In 2015, Putin signed a law allowing the Russian government to ignore ECHR decisions it did not like. Even before this, Russia held the dubious distinction of being among the countries with the most unimplemented court decisions. In 2016, the Russian delegation withdrew from the Parliamentary Assembly of the Council of Europe and has since refused to cooperate with its oversight procedures (particularly regarding a recent Russian travel ban on the special rapporteur for the investigation into the murder of Nemtsov). In June 2017, the Russian government stopped paying its contributions to the council’s budget. If things stand as they do, in June 2019 Europe’s largest country will automatically cease to be a member of the Council of Europe.

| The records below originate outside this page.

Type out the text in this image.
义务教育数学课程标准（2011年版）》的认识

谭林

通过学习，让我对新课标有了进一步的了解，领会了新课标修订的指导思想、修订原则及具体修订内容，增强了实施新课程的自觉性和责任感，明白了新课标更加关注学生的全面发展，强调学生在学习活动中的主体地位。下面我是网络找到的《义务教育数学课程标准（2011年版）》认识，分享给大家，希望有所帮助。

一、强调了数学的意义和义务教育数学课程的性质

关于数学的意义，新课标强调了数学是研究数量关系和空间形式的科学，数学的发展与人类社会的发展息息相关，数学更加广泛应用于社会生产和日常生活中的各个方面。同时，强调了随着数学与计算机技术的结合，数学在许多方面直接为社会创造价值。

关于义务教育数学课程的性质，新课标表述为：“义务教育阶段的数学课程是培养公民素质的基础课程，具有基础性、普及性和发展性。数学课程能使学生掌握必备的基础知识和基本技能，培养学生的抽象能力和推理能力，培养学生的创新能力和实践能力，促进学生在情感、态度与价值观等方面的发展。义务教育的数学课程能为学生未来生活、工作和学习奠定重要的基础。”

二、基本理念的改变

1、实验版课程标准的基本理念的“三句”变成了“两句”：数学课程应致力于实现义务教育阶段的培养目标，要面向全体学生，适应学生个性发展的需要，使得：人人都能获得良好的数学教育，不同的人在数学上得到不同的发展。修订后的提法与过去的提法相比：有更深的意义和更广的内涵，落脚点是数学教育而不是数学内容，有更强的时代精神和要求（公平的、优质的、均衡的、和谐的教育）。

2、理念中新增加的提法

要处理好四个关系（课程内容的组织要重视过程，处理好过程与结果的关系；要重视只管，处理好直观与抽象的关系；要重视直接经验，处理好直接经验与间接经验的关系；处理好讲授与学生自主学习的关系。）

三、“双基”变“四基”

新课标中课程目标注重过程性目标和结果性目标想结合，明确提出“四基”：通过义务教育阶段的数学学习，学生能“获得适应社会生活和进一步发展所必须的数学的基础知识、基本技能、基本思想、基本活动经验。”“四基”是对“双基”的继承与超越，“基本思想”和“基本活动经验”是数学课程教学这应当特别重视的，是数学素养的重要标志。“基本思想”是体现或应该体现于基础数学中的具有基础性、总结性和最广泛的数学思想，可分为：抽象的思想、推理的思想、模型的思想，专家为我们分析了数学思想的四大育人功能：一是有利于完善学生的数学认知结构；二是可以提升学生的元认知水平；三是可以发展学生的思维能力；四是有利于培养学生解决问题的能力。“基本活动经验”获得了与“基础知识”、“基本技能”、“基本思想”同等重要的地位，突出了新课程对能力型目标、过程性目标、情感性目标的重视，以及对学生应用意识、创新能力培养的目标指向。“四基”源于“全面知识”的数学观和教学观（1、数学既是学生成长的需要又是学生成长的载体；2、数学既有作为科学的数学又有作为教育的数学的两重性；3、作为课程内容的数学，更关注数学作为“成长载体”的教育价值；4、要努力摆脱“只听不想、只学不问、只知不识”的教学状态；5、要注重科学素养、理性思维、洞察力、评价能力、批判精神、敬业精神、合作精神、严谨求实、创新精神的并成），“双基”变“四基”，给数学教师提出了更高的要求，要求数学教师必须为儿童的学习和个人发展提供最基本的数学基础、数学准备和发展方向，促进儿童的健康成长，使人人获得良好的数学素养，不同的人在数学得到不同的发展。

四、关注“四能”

Putin will surely be pleased. In all its domestic and foreign policy of recent years the Kremlin has tried to repudiate the principles of modern Europe. A white paper drafted by the Russian government a few years ago explicitly stated that “Russia is not Europe.” This, in a nutshell, is the essence of the differences between Russia’s democratic opposition and the Kremlin. As Nemtsov said in one of his last interviews, “We believe that Russia is a European country; that our civilizational choice is European.” Even the Soviets, with their decades-long rule, were not able to permanently alter that assumption. In the end, for all his best efforts, neither will Vladimir Putin.

Vladimir Kara-Murza is a Russian historian, filmmaker, and democracy activist. He is Vice Chairman of the Open Russia movement and chairman of the Boris Nemtsov Foundation for Freedom. He is a contributing writer at The Post, writing a weekly column for DemocracyPost with a focus on Russia.